Kids cut across caste barriers, set-up their own school
By Kulsum Mustafa Jamalpur (District Lalitpur, Uttar Pradesh): The dusty, steep narrow path leads to a rectangular raised enclosure covered by a thatched roof. The floor is plastered with clay and the walls are built on columns of tree trunks. It is 4 p.m. in the afternoon. Around 40 odd children between 4 to 7 years are seated on the floor, totally engrossed in a picture story that their energetic teenage volunteer teacher, Sonia, is reading out to them. Today this school in Sahariya hamlet has 30 households and a population of around 350 and stands as a shining example of what true grit in the face of adversity, firm resolve and community participation can achieve. Sahariya tribes earn their livelihood by breaking stones or agricultural labour and fall in the Scheduled Tribe category. When they decided to settle in Jamalpur, they enrolled their children at the only primary school, about one and a half kilometer away from their hamlet. On their way to school, each day the children had to pass the village inhabited by the so-called “higher caste”. The sight of these kids every morning was taken as “inauspicious” by the villagers. Initially they themselves tried to shoo away the kids, failing which they used their children to harass these kids and frighten them away. “Sometime the children would take away our slates, sometime our chalk. They also passed remarks and ridiculed us,” is how Chandrapal describes his tormentors.
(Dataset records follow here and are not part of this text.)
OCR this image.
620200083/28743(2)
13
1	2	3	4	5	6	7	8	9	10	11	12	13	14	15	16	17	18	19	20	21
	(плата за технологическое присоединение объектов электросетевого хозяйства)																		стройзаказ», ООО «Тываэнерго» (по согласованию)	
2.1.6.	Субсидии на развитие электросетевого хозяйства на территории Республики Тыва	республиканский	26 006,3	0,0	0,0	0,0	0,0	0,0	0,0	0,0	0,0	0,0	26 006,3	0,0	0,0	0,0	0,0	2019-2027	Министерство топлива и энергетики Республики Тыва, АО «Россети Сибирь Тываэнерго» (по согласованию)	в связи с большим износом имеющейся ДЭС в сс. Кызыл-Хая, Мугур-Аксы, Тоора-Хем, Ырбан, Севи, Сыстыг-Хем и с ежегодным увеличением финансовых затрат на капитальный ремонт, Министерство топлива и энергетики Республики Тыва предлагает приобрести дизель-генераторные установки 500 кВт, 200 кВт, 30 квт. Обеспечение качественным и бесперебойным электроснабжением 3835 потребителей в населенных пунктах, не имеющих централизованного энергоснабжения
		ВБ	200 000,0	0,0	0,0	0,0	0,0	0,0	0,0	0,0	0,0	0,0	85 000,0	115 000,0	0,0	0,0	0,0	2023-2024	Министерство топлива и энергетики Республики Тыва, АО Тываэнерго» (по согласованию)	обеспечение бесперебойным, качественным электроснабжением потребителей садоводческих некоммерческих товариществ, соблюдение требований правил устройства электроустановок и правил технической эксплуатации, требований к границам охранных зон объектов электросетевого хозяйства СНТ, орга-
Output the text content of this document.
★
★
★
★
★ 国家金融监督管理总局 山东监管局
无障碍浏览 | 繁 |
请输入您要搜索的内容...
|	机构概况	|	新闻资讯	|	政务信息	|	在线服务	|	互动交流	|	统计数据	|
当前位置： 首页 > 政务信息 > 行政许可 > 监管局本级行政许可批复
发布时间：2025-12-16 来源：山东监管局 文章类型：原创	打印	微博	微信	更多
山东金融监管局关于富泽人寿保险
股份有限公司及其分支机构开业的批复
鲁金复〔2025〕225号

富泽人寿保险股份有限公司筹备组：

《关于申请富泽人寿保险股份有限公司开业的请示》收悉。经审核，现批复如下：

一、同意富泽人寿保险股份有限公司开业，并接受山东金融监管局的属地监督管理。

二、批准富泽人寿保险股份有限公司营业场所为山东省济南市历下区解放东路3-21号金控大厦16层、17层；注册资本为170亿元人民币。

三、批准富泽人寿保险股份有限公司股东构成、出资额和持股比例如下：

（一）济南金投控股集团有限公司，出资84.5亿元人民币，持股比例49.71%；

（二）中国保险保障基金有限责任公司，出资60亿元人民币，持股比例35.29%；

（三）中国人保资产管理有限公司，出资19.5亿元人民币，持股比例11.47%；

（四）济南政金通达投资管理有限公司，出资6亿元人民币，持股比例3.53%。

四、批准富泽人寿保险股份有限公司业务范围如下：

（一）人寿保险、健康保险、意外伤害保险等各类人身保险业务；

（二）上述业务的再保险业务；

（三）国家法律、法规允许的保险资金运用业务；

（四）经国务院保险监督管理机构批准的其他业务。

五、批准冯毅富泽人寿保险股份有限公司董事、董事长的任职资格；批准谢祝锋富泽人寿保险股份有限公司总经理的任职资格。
Frightened, the kids slowly started dropping out. That is when Sahariya elders woke up and decided to do something to salvage the hopeless situation. With the help of Saarthi Foundation, a UNICEF-funded NGO that is working in Lalitpur, they set up their own informal school in the local Panchayat community centre. Young teenagers of the village, who are students themselves, volunteered to teach. “We decided to hold classes in the evening as this would give us time to finish our own studies and household chores. Also, some of the kids who accompany their parents to work would be back and hence not miss this opportunity,” said Sevkunwar, one of the volunteers. These innocent Sahariya kids have not only been saved from falling into the clutches of illiteracy, but at this tender age have also learnt how to cross the hurdles of discrimination.